… most effective way to tackle an epidemic of diabetes sweeping Asian developing countries like Nepal
Gopen Rai
The number of adults with diabetes worldwide has quadrupled in the past 35 years, according to a recent study, with most of the increase in Asian countries. Lifestyle changes, sugar-rich diets and genetic predisposition mean Nepal also faces an epidemic of the disease, researchers warn.
The study published last month in the journal The Lancet compared diabetes levels worldwide from 1980-2014 and found that low and middle-income countries had the biggest increase. The world average for diabetes prevalence is 9 per cent, and Nepal is nearly at the top of the list with incidence at 8.1 per cent.
“Rural to urban migration in Nepal has multiple impacts like decreased physical activity, shift to high energy diets leading to obesity and increasing the risk of diabetes,” explained Sanjib Sharma of the B P Koirala Institute of Health Sciences (BPKIHS) in Dharan, and a contributor to the study.
The number of people suffering from Type 2 diabetes in Nepal, particularly in urban areas, is growing alarmingly with more than ten times the prevalence rate in cities as in villages -- mainly due to sugar-rich diets and reduced exercise.
Genetics plays a role, and early life conditions can also determine whether a person will develop diabetes later in life, especially in countries with poor maternal and child healthcare.
“Inadequate nutrition during pregnancy and low birth weight of babies may increase diabetes prevalence in Nepal,” Sharma told Nepali Times by email.
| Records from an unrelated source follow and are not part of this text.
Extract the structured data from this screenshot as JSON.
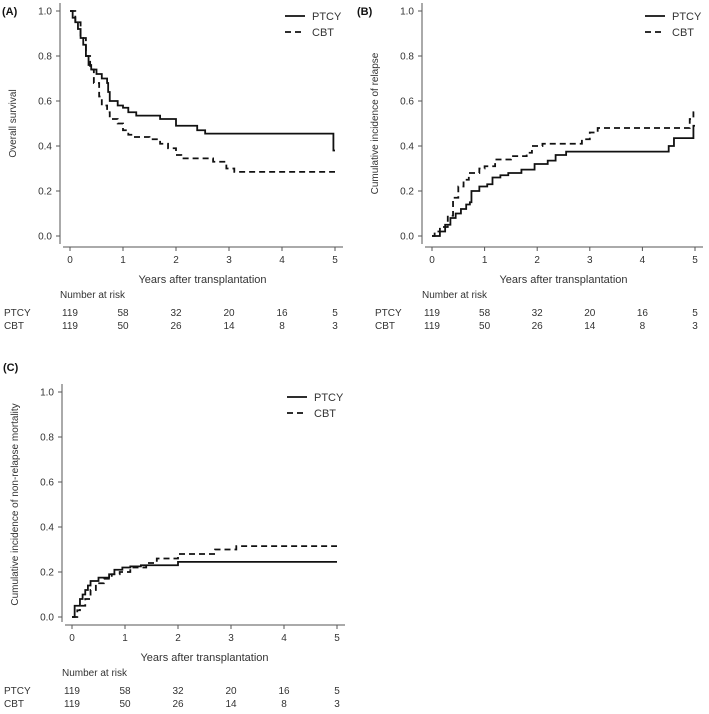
{
  "chart_data": [
    {
      "type": "line",
      "panel_label": "(A)",
      "ylabel": "Overall survival",
      "xlabel": "Years after transplantation",
      "xlim": [
        0,
        5
      ],
      "ylim": [
        0,
        1
      ],
      "xticks": [
        "0",
        "1",
        "2",
        "3",
        "4",
        "5"
      ],
      "yticks": [
        "0.0",
        "0.2",
        "0.4",
        "0.6",
        "0.8",
        "1.0"
      ],
      "legend": {
        "placement": "top-right",
        "entries": [
          "PTCY",
          "CBT"
        ]
      },
      "series": [
        {
          "name": "PTCY",
          "style": "solid",
          "points": [
            [
              0,
              1
            ],
            [
              0.05,
              0.97
            ],
            [
              0.1,
              0.95
            ],
            [
              0.15,
              0.92
            ],
            [
              0.2,
              0.88
            ],
            [
              0.25,
              0.85
            ],
            [
              0.3,
              0.8
            ],
            [
              0.35,
              0.76
            ],
            [
              0.4,
              0.74
            ],
            [
              0.5,
              0.72
            ],
            [
              0.6,
              0.7
            ],
            [
              0.7,
              0.68
            ],
            [
              0.72,
              0.64
            ],
            [
              0.75,
              0.6
            ],
            [
              0.9,
              0.58
            ],
            [
              1.0,
              0.57
            ],
            [
              1.1,
              0.55
            ],
            [
              1.25,
              0.535
            ],
            [
              1.7,
              0.52
            ],
            [
              2.0,
              0.49
            ],
            [
              2.4,
              0.47
            ],
            [
              2.55,
              0.455
            ],
            [
              4.97,
              0.38
            ],
            [
              5,
              0.38
            ]
          ]
        },
        {
          "name": "CBT",
          "style": "dashed",
          "points": [
            [
              0,
              1
            ],
            [
              0.1,
              0.95
            ],
            [
              0.2,
              0.88
            ],
            [
              0.3,
              0.8
            ],
            [
              0.38,
              0.74
            ],
            [
              0.45,
              0.68
            ],
            [
              0.55,
              0.62
            ],
            [
              0.6,
              0.58
            ],
            [
              0.7,
              0.55
            ],
            [
              0.75,
              0.52
            ],
            [
              0.9,
              0.5
            ],
            [
              1.0,
              0.47
            ],
            [
              1.1,
              0.45
            ],
            [
              1.2,
              0.44
            ],
            [
              1.5,
              0.43
            ],
            [
              1.7,
              0.41
            ],
            [
              1.85,
              0.39
            ],
            [
              2.0,
              0.36
            ],
            [
              2.1,
              0.345
            ],
            [
              2.7,
              0.33
            ],
            [
              2.95,
              0.3
            ],
            [
              3.1,
              0.285
            ],
            [
              5,
              0.285
            ]
          ]
        }
      ],
      "risk_table": {
        "title": "Number at risk",
        "rows": [
          {
            "name": "PTCY",
            "values": [
              "119",
              "58",
              "32",
              "20",
              "16",
              "5"
            ]
          },
          {
            "name": "CBT",
            "values": [
              "119",
              "50",
              "26",
              "14",
              "8",
              "3"
            ]
          }
        ]
      }
    },
    {
      "type": "line",
      "panel_label": "(B)",
      "ylabel": "Cumulative incidence of relapse",
      "xlabel": "Years after transplantation",
      "xlim": [
        0,
        5
      ],
      "ylim": [
        0,
        1
      ],
      "xticks": [
        "0",
        "1",
        "2",
        "3",
        "4",
        "5"
      ],
      "yticks": [
        "0.0",
        "0.2",
        "0.4",
        "0.6",
        "0.8",
        "1.0"
      ],
      "legend": {
        "placement": "top-right",
        "entries": [
          "PTCY",
          "CBT"
        ]
      },
      "series": [
        {
          "name": "PTCY",
          "style": "solid",
          "points": [
            [
              0,
              0
            ],
            [
              0.15,
              0.02
            ],
            [
              0.25,
              0.05
            ],
            [
              0.35,
              0.08
            ],
            [
              0.45,
              0.1
            ],
            [
              0.55,
              0.12
            ],
            [
              0.65,
              0.14
            ],
            [
              0.72,
              0.15
            ],
            [
              0.75,
              0.2
            ],
            [
              0.9,
              0.22
            ],
            [
              1.05,
              0.23
            ],
            [
              1.15,
              0.26
            ],
            [
              1.3,
              0.27
            ],
            [
              1.45,
              0.28
            ],
            [
              1.7,
              0.295
            ],
            [
              1.95,
              0.32
            ],
            [
              2.2,
              0.335
            ],
            [
              2.35,
              0.36
            ],
            [
              2.55,
              0.375
            ],
            [
              4.5,
              0.4
            ],
            [
              4.6,
              0.435
            ],
            [
              4.97,
              0.49
            ],
            [
              5,
              0.49
            ]
          ]
        },
        {
          "name": "CBT",
          "style": "dashed",
          "points": [
            [
              0,
              0
            ],
            [
              0.05,
              0.02
            ],
            [
              0.15,
              0.04
            ],
            [
              0.3,
              0.09
            ],
            [
              0.4,
              0.17
            ],
            [
              0.5,
              0.22
            ],
            [
              0.6,
              0.25
            ],
            [
              0.7,
              0.28
            ],
            [
              0.9,
              0.3
            ],
            [
              1.0,
              0.31
            ],
            [
              1.2,
              0.34
            ],
            [
              1.5,
              0.355
            ],
            [
              1.8,
              0.37
            ],
            [
              1.9,
              0.4
            ],
            [
              2.1,
              0.41
            ],
            [
              2.85,
              0.43
            ],
            [
              3.0,
              0.46
            ],
            [
              3.15,
              0.48
            ],
            [
              4.9,
              0.52
            ],
            [
              4.97,
              0.55
            ],
            [
              5,
              0.55
            ]
          ]
        }
      ],
      "risk_table": {
        "title": "Number at risk",
        "rows": [
          {
            "name": "PTCY",
            "values": [
              "119",
              "58",
              "32",
              "20",
              "16",
              "5"
            ]
          },
          {
            "name": "CBT",
            "values": [
              "119",
              "50",
              "26",
              "14",
              "8",
              "3"
            ]
          }
        ]
      }
    },
    {
      "type": "line",
      "panel_label": "(C)",
      "ylabel": "Cumulative incidence of non-relapse mortality",
      "xlabel": "Years after transplantation",
      "xlim": [
        0,
        5
      ],
      "ylim": [
        0,
        1
      ],
      "xticks": [
        "0",
        "1",
        "2",
        "3",
        "4",
        "5"
      ],
      "yticks": [
        "0.0",
        "0.2",
        "0.4",
        "0.6",
        "0.8",
        "1.0"
      ],
      "legend": {
        "placement": "top-right",
        "entries": [
          "PTCY",
          "CBT"
        ]
      },
      "series": [
        {
          "name": "PTCY",
          "style": "solid",
          "points": [
            [
              0,
              0
            ],
            [
              0.05,
              0.05
            ],
            [
              0.15,
              0.08
            ],
            [
              0.2,
              0.1
            ],
            [
              0.25,
              0.12
            ],
            [
              0.3,
              0.14
            ],
            [
              0.35,
              0.16
            ],
            [
              0.5,
              0.175
            ],
            [
              0.7,
              0.19
            ],
            [
              0.8,
              0.21
            ],
            [
              0.95,
              0.22
            ],
            [
              1.1,
              0.225
            ],
            [
              1.3,
              0.23
            ],
            [
              2.0,
              0.245
            ],
            [
              5,
              0.245
            ]
          ]
        },
        {
          "name": "CBT",
          "style": "dashed",
          "points": [
            [
              0,
              0
            ],
            [
              0.1,
              0.03
            ],
            [
              0.15,
              0.05
            ],
            [
              0.25,
              0.08
            ],
            [
              0.35,
              0.12
            ],
            [
              0.45,
              0.15
            ],
            [
              0.6,
              0.17
            ],
            [
              0.75,
              0.19
            ],
            [
              0.9,
              0.2
            ],
            [
              1.1,
              0.22
            ],
            [
              1.4,
              0.24
            ],
            [
              1.6,
              0.26
            ],
            [
              2.0,
              0.28
            ],
            [
              2.7,
              0.3
            ],
            [
              3.1,
              0.315
            ],
            [
              5,
              0.315
            ]
          ]
        }
      ],
      "risk_table": {
        "title": "Number at risk",
        "rows": [
          {
            "name": "PTCY",
            "values": [
              "119",
              "58",
              "32",
              "20",
              "16",
              "5"
            ]
          },
          {
            "name": "CBT",
            "values": [
              "119",
              "50",
              "26",
              "14",
              "8",
              "3"
            ]
          }
        ]
      }
    }
  ]
}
His research has shown that the prevalence of diabetes in Nepal is 8.1 per cent, with 1 per cent in rural areas and up to 14 per cent in cities. There are an estimated 2.5 million people with Type 2 diabetes in Nepal.
India and China currently have the highest numbers of diabetic patients, and also show the sharpest rise in total numbers with the disease. Studies suggest that South Asians are six times more likely to develop diabetes than the general population, with lifestyle and genetics the main factors.
Since South Asians are more genetically predisposed to diabetes, they also have to careful about other carbohydrate-rich foods. A recent Harvard School of Public Health study showed that a bowl of white rice packs as much sugar as two cans of soft drinks.
Another contributor to the study, Daniel Ho of the University of Hong Kong, said the main culprits were sugar-rich soft drinks and carbohydrate-rich diets. “Soft drinks have very high calories, and people aren’t even aware about the danger they pose,” he said.
All those extra calories coupled with generally declining physical activity are cited among the main reasons for the sharp increase in diabetes in Asia.
An average Nepali consumes 30g of sugar per day in their diet, with a much higher consumption in urban areas. The World Health Organisation (WHO) cites 25g/day as the threshold safe limit for sugar consumption.
Sharma said it is more prudent and cheaper to prevent the disease by behavioural changes rather than treating it once diagnosed in a patient. “The greatest gains in public health in countries like Nepal will be derived not from breakthroughs in biomedical research but from changes in behaviour. Public awareness is needed to convince people about more exercise and reducing sugar consumption.”
China, India and Nepal could also learn from government policies to reduce the consumption of sugar-rich soft drinks. Mexico, for instance, passed an excise tax on sugar-sweetened beverages after it was found 72 per cent of the population was overweight. Just two years later, there was up to 12 per cent decline in the consumption of sweetened beverages in Mexico and a 17 per cent drop among poorer households, according to a recent study published in the British Medical Journal.
““We can draw parallels to tobacco control. Like tax on cigarettes, we can do something similar for sugary drinks like Mexico did,” said Ho.
As Nepal’s disease burden moves from infections to a greater prevalence of non-communicable diseases like diabetes, experts say it could use the proven effectiveness of community health programs by mobilising Female Community Health Volunteers (FCHVs) to spread awareness about the dangers of energy-rich diets and a sedentary lifestyle.
“For diabetes, too, we need simple approach of empowering grassroots health care providers like FCHVs,” said Sharma. “This will help detect and treat diabetes earlier, helping to prevent more serious complications that drain the country’s resources.”
For the first time ever, there are more obese people in the world than underweight. China now has overtaken both the US and UK in diabetes prevalence, with 9.4 per cent of its population diabetic. Even its overweight population is increasing, and has crossed 35 per cent. Similarly in Hong Kong, one third of people in the city are now overweight.
“People are moving to cities, consuming fast food and soft drinks, with minimum physical activity,” explained Ho. “Any policy that can increase physical activity can be useful, anything we can do to reduce obesity will be useful to prevent diabetes.”